The Finance Ministry has released the auction calendar for Government of India Treasury Bills worth Rs 3.84 lakh crore for the quarter ending March 2026.
The date of the auction has been scheduled to start from January 7 and end on March 26, 2026. The government plans to raise Rs 1.44 lakh crore through 91-day treasury bills, Rs 1.44 lakh crore in 182 days, and Rs 96,000 crore through 364-day treasury bills.

The notification issued on December 29, 2025, read that the Centre and RBI will have the flexibility to modify the indicated amount and timing for auction of Treasury Bills, depending upon the requirements, evolving market conditions and other relevant factors, after giving due notice to the market.
What are Treasury Bills?
The RBI, on behalf of the Government of India, issues Treasury Bills (T-bills) as a measure to finance immediate funding requirements for a defined period and pays assured or predictable returns on the borrowed amount. It is a debt instrument suited particularly for risk-averse investors, as it comes with a sovereign guarantee.
Investment & profit
T-bills are not an interest-generating investment instrument, but are sold at a discounted rate to their face value. Investors profit from the difference between the purchase price and the value received during the maturity period.
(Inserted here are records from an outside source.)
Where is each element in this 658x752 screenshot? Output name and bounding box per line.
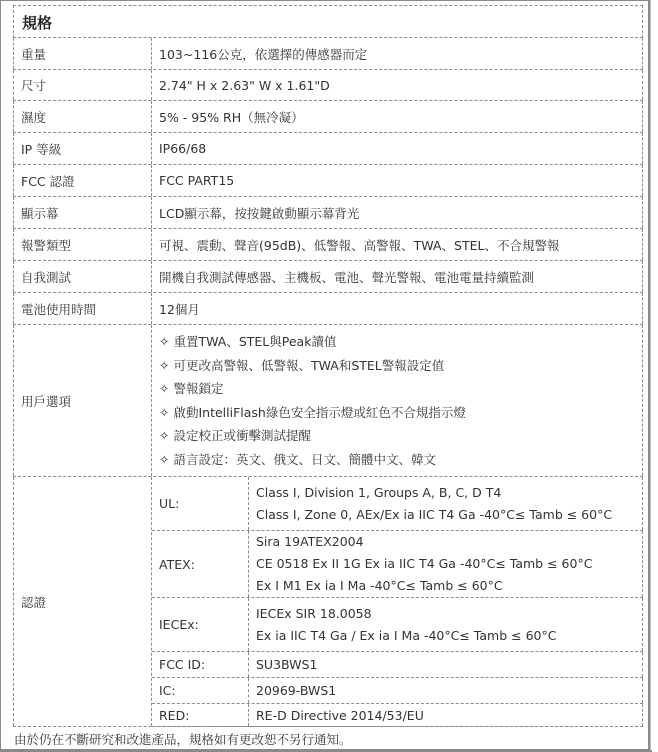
spec-label: IP 等級 — [13, 133, 152, 164]
spec-value: 5% - 95% RH（無冷凝） — [152, 101, 643, 132]
spec-label: 報警類型 — [13, 229, 152, 260]
spec-row-weight: 重量 103~116公克，依選擇的傳感器而定 — [13, 38, 643, 70]
cert-value: IECEx SIR 18.0058 Ex ia IIC T4 Ga / Ex i… — [249, 598, 643, 651]
spec-row-fcc: FCC 認證 FCC PART15 — [13, 165, 643, 197]
cert-key: FCC ID: — [152, 652, 249, 677]
spec-value: 可視、震動、聲音(95dB)、低警報、高警報、TWA、STEL、不合規警報 — [152, 229, 643, 260]
spec-label: 重量 — [13, 38, 152, 69]
spec-label: 顯示幕 — [13, 197, 152, 228]
list-item: ✧ 語言設定：英文、俄文、日文、簡體中文、韓文 — [159, 448, 436, 472]
list-item: ✧ 警報鎖定 — [159, 377, 223, 401]
spec-label: 認證 — [13, 477, 152, 726]
cert-key: RED: — [152, 704, 249, 726]
spec-label: 尺寸 — [13, 70, 152, 100]
disclaimer-note: 由於仍在不斷研究和改進產品，規格如有更改恕不另行通知。 — [14, 730, 352, 748]
list-item: ✧ 重置TWA、STEL與Peak讀值 — [159, 330, 336, 354]
spec-value: 開機自我測試傳感器、主機板、電池、聲光警報、電池電量持續監測 — [152, 261, 643, 292]
cert-row-ic: IC: 20969-BWS1 — [152, 678, 643, 704]
list-item: ✧ 設定校正或衝擊測試提醒 — [159, 424, 311, 448]
cert-row-atex: ATEX: Sira 19ATEX2004 CE 0518 Ex II 1G E… — [152, 531, 643, 598]
spec-row-humidity: 濕度 5% - 95% RH（無冷凝） — [13, 101, 643, 133]
spec-title: 規格 — [22, 12, 52, 33]
cert-value: SU3BWS1 — [249, 652, 643, 677]
spec-label: FCC 認證 — [13, 165, 152, 196]
cert-row-red: RED: RE-D Directive 2014/53/EU — [152, 704, 643, 727]
diamond-bullet-icon: ✧ — [159, 405, 169, 420]
spec-value: 12個月 — [152, 293, 643, 324]
cert-key: ATEX: — [152, 531, 249, 597]
cert-key: IECEx: — [152, 598, 249, 651]
user-options-list: ✧ 重置TWA、STEL與Peak讀值 ✧ 可更改高警報、低警報、TWA和STE… — [152, 325, 643, 476]
spec-table-header: 規格 — [13, 5, 643, 38]
spec-row-size: 尺寸 2.74" H x 2.63" W x 1.61"D — [13, 70, 643, 101]
spec-label: 電池使用時間 — [13, 293, 152, 324]
page-edge — [650, 0, 658, 752]
spec-row-battery-life: 電池使用時間 12個月 — [13, 293, 643, 325]
spec-value: 103~116公克，依選擇的傳感器而定 — [152, 38, 643, 69]
cert-value: Class I, Division 1, Groups A, B, C, D T… — [249, 477, 643, 530]
cert-row-fcc-id: FCC ID: SU3BWS1 — [152, 652, 643, 678]
cert-row-iecex: IECEx: IECEx SIR 18.0058 Ex ia IIC T4 Ga… — [152, 598, 643, 652]
diamond-bullet-icon: ✧ — [159, 452, 169, 467]
spec-value: FCC PART15 — [152, 165, 643, 196]
spec-row-self-test: 自我測試 開機自我測試傳感器、主機板、電池、聲光警報、電池電量持續監測 — [13, 261, 643, 293]
cert-value: RE-D Directive 2014/53/EU — [249, 704, 643, 726]
spec-value: IP66/68 — [152, 133, 643, 164]
spec-row-alarm-types: 報警類型 可視、震動、聲音(95dB)、低警報、高警報、TWA、STEL、不合規… — [13, 229, 643, 261]
diamond-bullet-icon: ✧ — [159, 428, 169, 443]
spec-label: 自我測試 — [13, 261, 152, 292]
cert-value: Sira 19ATEX2004 CE 0518 Ex II 1G Ex ia I… — [249, 531, 643, 597]
spec-label: 濕度 — [13, 101, 152, 132]
cert-key: UL: — [152, 477, 249, 530]
spec-row-user-options: 用戶選項 ✧ 重置TWA、STEL與Peak讀值 ✧ 可更改高警報、低警報、TW… — [13, 325, 643, 477]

Here’s a calculation of T-bills of Rs 100 face value issued at Rs 95.
P = Purchase Price: Rs 95
D = Date of Maturity: 91 days
The following formula is used:
Yield = [(100-P)/P] x (365/D) x 100]
= [(100-95)/95] x (365/91) x 100]
= 21.11%
Maturity
The maturity period is typically fixed at 91, 180, and 364 days.
Minimum investment
RBI mandates that a minimum investment in T-bills should be Rs 25,000 and in multiples of Rs 25,000.
Where to buy T-bills
The primary mode of investment in T-bills is to set up a Retail Direct Gilt (RDG) account with the RBI, which is linked with an investor’s savings account for direct transactions. Investors can also buy or sell securities directly on the secondary market from the RDG account.
It can also be purchased through stock exchanges by setting up a demat account with a broker or any bank.
Taxation
Profit earned from T-bills is subject to short-term capital gains (STCG) and is taxed according to the income tax slab rates of investors.